The principles of digital signal processing have been used in genomics and proteomics by a number of researchers in the past few years. Digital .filtering and Hidden Markov Model (HMM) techniques have been applied for the identification of protein coding genes in DNA. More recently non coding genes have been emphasized by many researchers and it is now recognized that many types of non coding RNA (nc-RNA) play a major role in living organisms. Computational identification of such RNA has therefore become of great importance. These RNAs are generated from codes in the DNA, and do not code for proteins. Instead they fold into secondary structures and perform their biological function by virtue of these structures. This is what makes the computational identification of ncRNAs very challenging: it is the secondary folding structures that need to be identified rather than primary sequence structures. Such identification cannot be done with conventional HMMs because they correspond to regular grammars which are potentially incapable of identifying most secondary structures. The theory of context sensitive HMMs (cs-HMM) was recently developed towards this goal and there is strong evidence that such HMMs have great potential to identify very complicated secondary structures found in living organisms. A detailed exploration of this idea is therefore extremely timely. This is the main goal of the proposed research. For simple RNA structures such as stem-loops, tRNA cloverleaf structures, and so on, cs-HMM based algorithms have recently been developed. Algorithms that can be used for solving the alignment, scoring and training problems of csHMMs for more complex correlations will be developed in the proposed work. In order for these algorithms to be useful in biology, extensive testing on a large variety of documented sequences will also be performed. Fast algorithms for finding the optimal state sequence of an observed symbol sequence and for training pro.le-csHMMs will be developed. Recent results show that many ncRNAs play important roles in diverse gene regulatory networks. In order to build a more realistic gene regulatory network it is crucial to incorporate ncRNA genes in the network. This is another important aspect of the proposed research.

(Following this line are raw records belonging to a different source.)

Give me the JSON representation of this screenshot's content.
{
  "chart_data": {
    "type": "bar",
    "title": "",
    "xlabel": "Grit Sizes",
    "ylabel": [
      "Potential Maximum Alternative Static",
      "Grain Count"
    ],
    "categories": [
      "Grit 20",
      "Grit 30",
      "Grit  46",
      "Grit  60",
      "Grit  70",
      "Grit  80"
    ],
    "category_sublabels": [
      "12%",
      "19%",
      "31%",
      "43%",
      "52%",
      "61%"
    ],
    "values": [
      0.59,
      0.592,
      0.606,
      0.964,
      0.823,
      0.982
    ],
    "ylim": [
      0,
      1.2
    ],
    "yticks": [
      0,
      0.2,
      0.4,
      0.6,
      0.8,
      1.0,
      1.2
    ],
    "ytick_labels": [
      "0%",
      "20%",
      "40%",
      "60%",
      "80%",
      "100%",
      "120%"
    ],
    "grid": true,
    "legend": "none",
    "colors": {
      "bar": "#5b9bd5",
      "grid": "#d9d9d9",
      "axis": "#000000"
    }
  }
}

The research is exploratory and unconventional, and is at the cross roads of cutting edge signal processing theory and modern bioinformatics. Its intellectual merit comes from the fact that a deep understanding of the theory of context sensitive hidden Markov models is developed and applied to a practically interesting problem in molecular biology. The impact will clearly be in theoretical signal processing as well as in biology, where non coding genes have been shown to be of great interest in medicine and gene regulation.
As for broader impact, it is expected that the proposed research will lead to scholarly journal publications in international journals. Examples include the journals Bioinformatics, BMC bioinformatics, Proc. of the National Academy of Sciences, Nature biotechnology, and IEEE/ACM Transactions on Computational Biology and Bioinformatics. Many conference presentations will also emerge, and so will tutorial articles at various levels of depth and difficulties. Some of the work will be incorporated into the graduate curricula at the California Institute of Technology (Caltech).